The memory consumed should be approximately O(5n + c) where n is the number of words provided and c is the concatenated length of all the words. 2n for the segment tree, n for word starts, c for words concatenated into a single string, n for word ids, and n for word rankings.

The build time is approximately O(n log n) + O(n).

Query time to find m matches for prefix of length p is approximately O(p log n) + O(m)

Query time to find k top-k matches for a prefix of length p is approximately O(p log n) + O(k log k).

Internal Architecture

Take the input words, sort them lexicographically, and concatenate them into a single string separated by Separator. While concatenating the strings build an array containing the offset into the string for the start of each word. When the user searches for a prefix, we binary search the array of offsets twice, finding the indices of the leftmost and rightmost offsets which match the prefix.

The array of offsets is already sorted so if the user is simply searching for prefix matches we iterate over the array from the leftmost index to the rightmost index and return the words matching the prefix.

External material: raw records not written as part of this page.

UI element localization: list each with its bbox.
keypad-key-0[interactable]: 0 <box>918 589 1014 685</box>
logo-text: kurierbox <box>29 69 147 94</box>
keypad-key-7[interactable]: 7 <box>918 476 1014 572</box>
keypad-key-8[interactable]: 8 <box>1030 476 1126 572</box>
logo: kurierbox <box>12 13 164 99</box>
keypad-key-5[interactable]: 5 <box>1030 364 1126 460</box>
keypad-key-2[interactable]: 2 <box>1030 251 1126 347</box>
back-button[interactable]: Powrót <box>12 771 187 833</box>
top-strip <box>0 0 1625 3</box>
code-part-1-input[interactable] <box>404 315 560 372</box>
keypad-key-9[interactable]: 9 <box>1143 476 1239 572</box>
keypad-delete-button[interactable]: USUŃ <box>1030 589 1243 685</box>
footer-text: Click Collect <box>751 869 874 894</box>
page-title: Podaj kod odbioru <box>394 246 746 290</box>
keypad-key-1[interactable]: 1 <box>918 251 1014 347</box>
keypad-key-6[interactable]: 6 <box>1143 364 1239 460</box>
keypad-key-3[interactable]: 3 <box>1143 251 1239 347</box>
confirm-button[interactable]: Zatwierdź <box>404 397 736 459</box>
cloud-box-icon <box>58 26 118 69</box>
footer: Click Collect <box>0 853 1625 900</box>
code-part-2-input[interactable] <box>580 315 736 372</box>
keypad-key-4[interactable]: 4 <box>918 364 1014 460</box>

To return a word we iterate from the start offset to the first instance of a Separator.

To support top-k indices we build a SegmentTree over the indices of the sorted word array which can be used to query index of the minimum value for any interval in the word array. When we find our leftmost and rightmost indices we add the interval to a priority queue. While the queue is not empty we pop the interval associated with the lowest ranked term, and then add the left and right intervals to the queue.